16 May 2013
Noam Chomsky and Propaganda
Noam Chomsky at the British Library, 2013 © Ander McIntyre
Ander McIntyre is a photographer and a Fellow at the Eccles Centre for American Studies at the British Library. He is an occasional contributor to this blog:
A portrait of Noam Chomsky just before he delivered a lecture at the British Library on 19 March this year, as part of the series of events under the banner of the Library's new exhibition Propaganda: Power and Persuasion.
In 1988, Professor Chomsky wrote, in Language and Problems of Knowledge: The Managua Lectures (MIT Press),
Work of true aesthetic value follows canons and principles that are only in part subject to human choice; in part, they reflect our fundamental nature.

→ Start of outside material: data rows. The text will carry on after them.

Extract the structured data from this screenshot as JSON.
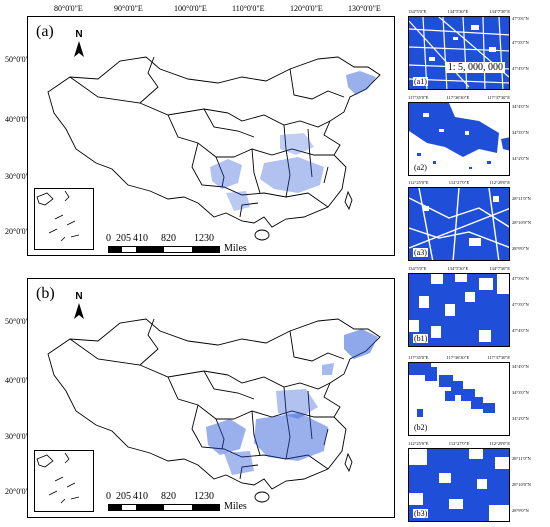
{
  "panel_a": {
    "letter": "(a)",
    "north": "N",
    "lon_ticks": [
      "80°0'0\"E",
      "90°0'0\"E",
      "100°0'0\"E",
      "110°0'0\"E",
      "120°0'0\"E",
      "130°0'0\"E"
    ],
    "lat_ticks": [
      "50°0'0\"N",
      "40°0'0\"N",
      "30°0'0\"N",
      "20°0'0\"N"
    ],
    "scale": {
      "values": [
        "0",
        "205",
        "410",
        "820",
        "1230"
      ],
      "unit": "Miles"
    }
  },
  "panel_b": {
    "letter": "(b)",
    "north": "N",
    "lat_ticks": [
      "50°0'0\"N",
      "40°0'0\"N",
      "30°0'0\"N",
      "20°0'0\"N"
    ],
    "scale": {
      "values": [
        "0",
        "205",
        "410",
        "820",
        "1230"
      ],
      "unit": "Miles"
    }
  },
  "details": {
    "a1": {
      "label": "(a1)",
      "ratio": "1: 5, 000, 000",
      "top": [
        "134°5'0\"E",
        "134°5'30\"E",
        "134°7'30\"E"
      ],
      "right": [
        "47°3'6\"N",
        "47°3'0\"N",
        "47°4'0\"N"
      ]
    },
    "a2": {
      "label": "(a2)",
      "top": [
        "117°35'0\"E",
        "117°36'30\"E",
        "117°37'30\"E"
      ],
      "right": [
        "34°4'0\"N",
        "34°3'0\"N",
        "34°2'0\"N"
      ]
    },
    "a3": {
      "label": "(a3)",
      "top": [
        "112°25'0\"E",
        "112°27'0\"E",
        "112°29'0\"E"
      ],
      "right": [
        "28°11'0\"N",
        "28°10'0\"N",
        "28°9'0\"N"
      ]
    },
    "b1": {
      "label": "(b1)",
      "top": [
        "134°5'0\"E",
        "134°5'30\"E",
        "134°7'30\"E"
      ],
      "right": [
        "47°3'6\"N",
        "47°3'0\"N",
        "47°4'0\"N"
      ]
    },
    "b2": {
      "label": "(b2)",
      "top": [
        "117°35'0\"E",
        "117°36'30\"E",
        "117°37'30\"E"
      ],
      "right": [
        "34°4'0\"N",
        "34°3'0\"N",
        "34°2'0\"N"
      ]
    },
    "b3": {
      "label": "(b3)",
      "top": [
        "112°25'0\"E",
        "112°27'0\"E",
        "112°29'0\"E"
      ],
      "right": [
        "28°11'0\"N",
        "28°10'0\"N",
        "28°9'0\"N"
      ]
    }
  },
  "colors": {
    "highlight": "#1f4fd8",
    "outline": "#000000",
    "background": "#ffffff"
  }
}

The result is that we can experience deep emotion - pleasure, pain, excitement, and so on - from certain creative work, though how and why remains largely unknown. But the very capacities of mind that open these possibilities to us exclude other possibilities forever. The limits of artistic creativity should, again, be a matter of joy, not sorrow, because they follow from the fact that there is a rich domain of aesthetic experience to which we have access.
A film of Chomsky's conversation at the Library with Jonathan Freedland is on our YouTube channel.
[A.M.]
I really like this photograph. It captures a trenchant and humane man without airs and graces who is, too, a very great thinker. The image is skilfully taken with no barrier between the subject and the viewer.